By writing a CUDASupportExt.jl class:
module CUDASupportExt
using CUDA
using Adapt
using MutableShiftedArrays
indexing CUDA error
# lets do this for the MutableShiftedArray type
Adapt.adapt_structure(to, x::MutableShiftedArray) = MutableShiftedArray(adapt(to, parent(x)), shifts(x), size(x); default=MutableShiftedArrays.default(x));
function Base.Broadcast.BroadcastStyle(::Type{T}) where {CT, N, CD, T<:MutableShiftedArray{<:Any,<:Any,<:Any,<:CuArray{CT,N,CD}}}
CUDA.CuArrayStyle{N,CD}()
end
# Define the BroadcastStyle for SubArray of MutableShiftedArray with CuArray
function Base.Broadcast.BroadcastStyle(::Type{T}) where {CT, N, CD, T<:SubArray{<:Any, <:Any, <:MutableShiftedArray{<:Any,<:Any,<:Any,<:CuArray{CT,N,CD}}}}
CUDA.CuArrayStyle{N,CD}()
end
end
this works in general fine and for a MutableShiftedArray
ma
wrapping a CuArray
you can broadcast: q = ma .+ 1
or even use views: (@view ma[1:4]) .+1
, since the broadcasting mechanism somehow compiles the single element access version of getindex
correctly.
However, this does not seem to be the case for copy(ma)

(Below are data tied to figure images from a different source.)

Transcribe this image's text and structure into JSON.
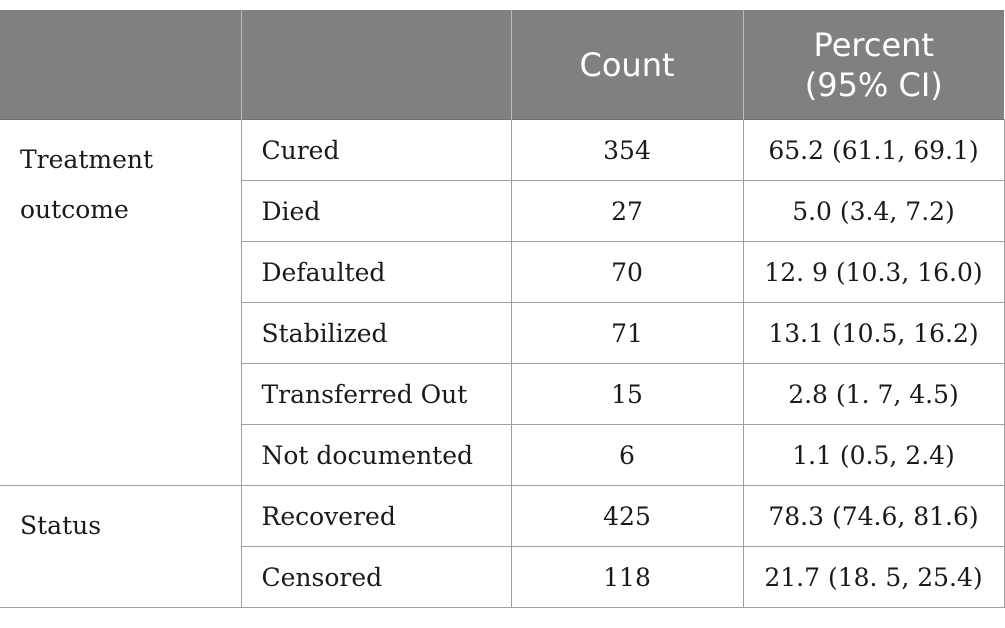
{
  "table": {
    "headers": {
      "col1": "",
      "col2": "",
      "count": "Count",
      "percent_line1": "Percent",
      "percent_line2": "(95% CI)"
    },
    "groups": [
      {
        "label": "Treatment outcome",
        "rows": [
          {
            "item": "Cured",
            "count": "354",
            "percent": "65.2 (61.1, 69.1)"
          },
          {
            "item": "Died",
            "count": "27",
            "percent": "5.0 (3.4, 7.2)"
          },
          {
            "item": "Defaulted",
            "count": "70",
            "percent": "12. 9 (10.3, 16.0)"
          },
          {
            "item": "Stabilized",
            "count": "71",
            "percent": "13.1 (10.5, 16.2)"
          },
          {
            "item": "Transferred Out",
            "count": "15",
            "percent": "2.8 (1. 7, 4.5)"
          },
          {
            "item": "Not documented",
            "count": "6",
            "percent": "1.1 (0.5, 2.4)"
          }
        ]
      },
      {
        "label": "Status",
        "rows": [
          {
            "item": "Recovered",
            "count": "425",
            "percent": "78.3 (74.6, 81.6)"
          },
          {
            "item": "Censored",
            "count": "118",
            "percent": "21.7 (18. 5, 25.4)"
          }
        ]
      }
    ]
  }
}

or subindexing like ma[1:4]
without the view
. One could start specifying copy
and the getindex()
function for Union{Int, AbstractRange}
to handle this, but this sound wrong.
Is there no other way, such that this is not necessary and the broadcasting system can take care of the individual element access as it does in the other broadcast cases?
In the end, single-element accesses are anyway generated, but one does get the warning that this is not handled by CUDA and therefore slow.